Une semaine décisive s'ouvre pour la SNCF avec la présentation mercredi 14 mars de la loi sur les ordonnances permettant de réformer le secteur ferroviaire, la remise jeudi de la feuille de route de son patron Guillaume Pepy et une décision des syndicats sur une probable grève. Les quatre principaux syndicats de cheminots (CGT, Unsa, SUD, CFDT) diront en effet jeudi 15 mars à l'issue de leur intersyndicale, s'ils lancent un mouvement de grève contre la réforme, qui prévoit la disparition de leur statut.

En attendant, la CGT et SUD Rail ont fait part de leur mécontentement lors des festivités pour les 80 ans de la compagnie ferroviaire, qui se déroulait lundi soir 12 mars à "Ground Control", près de Gare de Lyon (Paris XII).

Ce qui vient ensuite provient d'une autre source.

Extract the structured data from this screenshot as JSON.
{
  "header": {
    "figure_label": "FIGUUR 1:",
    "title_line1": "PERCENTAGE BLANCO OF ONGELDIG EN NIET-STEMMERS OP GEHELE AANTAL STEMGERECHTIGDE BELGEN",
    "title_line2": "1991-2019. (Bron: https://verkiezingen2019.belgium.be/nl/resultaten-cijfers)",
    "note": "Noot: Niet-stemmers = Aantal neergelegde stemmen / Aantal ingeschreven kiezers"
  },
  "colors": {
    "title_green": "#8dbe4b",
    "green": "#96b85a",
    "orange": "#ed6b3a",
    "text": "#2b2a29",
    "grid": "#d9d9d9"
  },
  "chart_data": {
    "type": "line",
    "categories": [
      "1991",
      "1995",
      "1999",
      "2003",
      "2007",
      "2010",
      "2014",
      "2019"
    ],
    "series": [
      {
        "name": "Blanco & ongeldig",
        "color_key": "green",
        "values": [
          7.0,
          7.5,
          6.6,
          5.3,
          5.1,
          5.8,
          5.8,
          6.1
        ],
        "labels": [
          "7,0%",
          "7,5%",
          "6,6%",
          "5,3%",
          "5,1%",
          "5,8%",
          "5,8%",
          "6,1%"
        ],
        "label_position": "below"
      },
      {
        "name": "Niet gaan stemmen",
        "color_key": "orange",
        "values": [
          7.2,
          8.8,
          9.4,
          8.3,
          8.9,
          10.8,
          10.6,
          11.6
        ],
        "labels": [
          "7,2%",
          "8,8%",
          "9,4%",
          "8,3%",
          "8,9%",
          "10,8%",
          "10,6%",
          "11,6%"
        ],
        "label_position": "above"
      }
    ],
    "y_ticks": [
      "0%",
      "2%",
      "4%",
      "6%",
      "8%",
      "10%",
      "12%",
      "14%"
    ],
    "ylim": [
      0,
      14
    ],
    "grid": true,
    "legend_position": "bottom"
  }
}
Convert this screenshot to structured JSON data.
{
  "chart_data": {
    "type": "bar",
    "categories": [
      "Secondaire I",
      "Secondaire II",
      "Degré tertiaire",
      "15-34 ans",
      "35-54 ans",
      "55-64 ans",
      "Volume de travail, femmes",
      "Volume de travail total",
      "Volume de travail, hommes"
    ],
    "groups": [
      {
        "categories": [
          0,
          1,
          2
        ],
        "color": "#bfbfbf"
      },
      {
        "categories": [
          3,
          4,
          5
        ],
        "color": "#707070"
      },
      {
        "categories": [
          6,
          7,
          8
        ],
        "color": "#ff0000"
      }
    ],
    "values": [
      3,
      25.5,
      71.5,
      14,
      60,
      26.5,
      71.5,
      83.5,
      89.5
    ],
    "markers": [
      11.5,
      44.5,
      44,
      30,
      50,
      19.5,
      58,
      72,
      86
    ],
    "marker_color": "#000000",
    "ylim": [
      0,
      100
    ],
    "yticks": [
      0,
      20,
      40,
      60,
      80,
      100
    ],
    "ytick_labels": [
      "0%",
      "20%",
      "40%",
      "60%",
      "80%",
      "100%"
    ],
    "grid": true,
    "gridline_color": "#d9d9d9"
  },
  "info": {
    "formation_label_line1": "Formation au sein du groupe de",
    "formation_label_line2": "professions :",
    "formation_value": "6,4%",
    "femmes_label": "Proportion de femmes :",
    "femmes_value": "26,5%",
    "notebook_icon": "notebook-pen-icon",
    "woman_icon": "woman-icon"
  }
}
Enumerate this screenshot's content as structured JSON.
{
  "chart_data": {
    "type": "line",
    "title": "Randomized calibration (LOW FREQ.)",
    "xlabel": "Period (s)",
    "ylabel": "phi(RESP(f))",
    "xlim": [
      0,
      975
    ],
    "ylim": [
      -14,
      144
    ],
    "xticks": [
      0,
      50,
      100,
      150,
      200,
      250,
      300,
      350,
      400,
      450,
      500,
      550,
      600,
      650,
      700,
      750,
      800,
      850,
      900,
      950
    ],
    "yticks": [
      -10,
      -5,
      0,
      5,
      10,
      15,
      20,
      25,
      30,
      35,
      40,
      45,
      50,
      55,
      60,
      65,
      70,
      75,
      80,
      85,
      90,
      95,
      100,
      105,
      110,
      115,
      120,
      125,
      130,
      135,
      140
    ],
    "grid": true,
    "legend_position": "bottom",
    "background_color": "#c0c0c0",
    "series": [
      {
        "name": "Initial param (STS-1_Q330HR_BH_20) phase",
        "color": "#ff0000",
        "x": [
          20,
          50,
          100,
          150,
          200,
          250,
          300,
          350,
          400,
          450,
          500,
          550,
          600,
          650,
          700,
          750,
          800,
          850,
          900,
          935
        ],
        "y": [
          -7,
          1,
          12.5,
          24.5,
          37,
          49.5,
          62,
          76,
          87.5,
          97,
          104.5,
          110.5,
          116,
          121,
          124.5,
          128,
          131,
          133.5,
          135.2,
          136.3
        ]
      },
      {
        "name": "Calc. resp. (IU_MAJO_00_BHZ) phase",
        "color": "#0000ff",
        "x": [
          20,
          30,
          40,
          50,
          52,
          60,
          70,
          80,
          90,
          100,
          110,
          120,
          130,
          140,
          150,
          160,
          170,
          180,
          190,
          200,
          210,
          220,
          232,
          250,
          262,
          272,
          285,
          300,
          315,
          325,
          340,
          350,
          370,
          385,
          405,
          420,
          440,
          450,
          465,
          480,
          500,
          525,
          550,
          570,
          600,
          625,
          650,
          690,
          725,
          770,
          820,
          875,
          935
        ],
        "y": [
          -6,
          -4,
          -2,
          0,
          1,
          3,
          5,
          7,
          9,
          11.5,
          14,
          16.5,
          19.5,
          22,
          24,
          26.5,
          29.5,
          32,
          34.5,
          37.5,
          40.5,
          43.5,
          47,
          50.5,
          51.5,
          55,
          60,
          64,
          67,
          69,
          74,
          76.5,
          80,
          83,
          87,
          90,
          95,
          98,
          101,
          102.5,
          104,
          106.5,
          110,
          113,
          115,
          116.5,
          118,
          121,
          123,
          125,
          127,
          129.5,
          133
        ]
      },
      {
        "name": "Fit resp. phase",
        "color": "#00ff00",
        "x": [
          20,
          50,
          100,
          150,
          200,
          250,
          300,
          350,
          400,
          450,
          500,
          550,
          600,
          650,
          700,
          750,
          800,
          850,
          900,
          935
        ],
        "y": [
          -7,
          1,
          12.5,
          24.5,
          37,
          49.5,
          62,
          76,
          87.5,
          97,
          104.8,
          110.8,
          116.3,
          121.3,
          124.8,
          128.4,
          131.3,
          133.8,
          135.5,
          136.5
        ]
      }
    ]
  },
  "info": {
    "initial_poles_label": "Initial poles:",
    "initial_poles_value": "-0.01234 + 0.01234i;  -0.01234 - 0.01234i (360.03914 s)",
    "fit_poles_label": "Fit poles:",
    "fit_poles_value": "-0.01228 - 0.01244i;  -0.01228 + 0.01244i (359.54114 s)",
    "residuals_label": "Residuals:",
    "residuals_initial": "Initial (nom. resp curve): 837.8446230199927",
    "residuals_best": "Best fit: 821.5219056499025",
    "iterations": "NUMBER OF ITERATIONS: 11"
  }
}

Aux cris de "la SNCF n'est pas à vendre" et "Mais il est où Guillaume Pepy", les manifestants ont pénétré de force dans cet ancien centre de tri postal pour parler au PDG, qui n'était pas encore arrivé. "Cheminots en colère, on va pas se laisser faire", ont chanté les manifestants qui sont ressortis du bâtiment après une trentaine de minutes.

"Une grille a cédé", a expliqué la direction de la SNCF, ce qui a permis l'intrusion des manifestants rassemblés un peu plus tôt à l'extérieur du bâtiment. "C'est juste un autre genre d'événement", a-t-elle ajouté.



Lors de ce rassemblement, Fabien Villedieu, responsable de SUD Rail (3e syndicat de la SNCF), avait appelé au micro "les cheminots à se mettre en grève le 22 mars et à participer à la grande manifestation nationale" ce jour-là, tout en soulignant que "c'est aux assemblées générales, aux cheminots de se décider". Cet appel à la grève est lancé pour permettre aux cheminots de venir manifester, a précisé à l'AFP Erik Meyer, porte-parole de SUD Rail.

Pour la CGT Cheminots (1e syndicat), Alexandre Boyer a estimé que l'ouverture du transport ferroviaire à la concurrence "n'est pas obligatoire" et a dénoncé "les coups" pris par le statut de cheminot "depuis des années". Il a appelé les agents de la SNCF à venir participer le 22 mars à "la grande manifestation nationale des cheminots à 13h, place de la République" à Paris.

De leur côté, une dizaine de militants CFDT (4e syndicat) ont distribué des tracts et des badges portant l'inscription "Fier(e) d'être cheminot(e)". Quelque 50.000 badges seront distribués "pour entamer le dialogue à la fois entre cheminots et avec les usagers, pour expliquer que l'enjeu, c'est l'avenir du ferroviaire (...) Le combat est tout sauf corporatiste", a expliqué à l'AFP Didier Aubert, secrétaire général de la CFDT Cheminots. L'Unsa (2e syndicat) avait décidé de ne pas manifester "par respect pour l'histoire de la SNCF et des cheminots".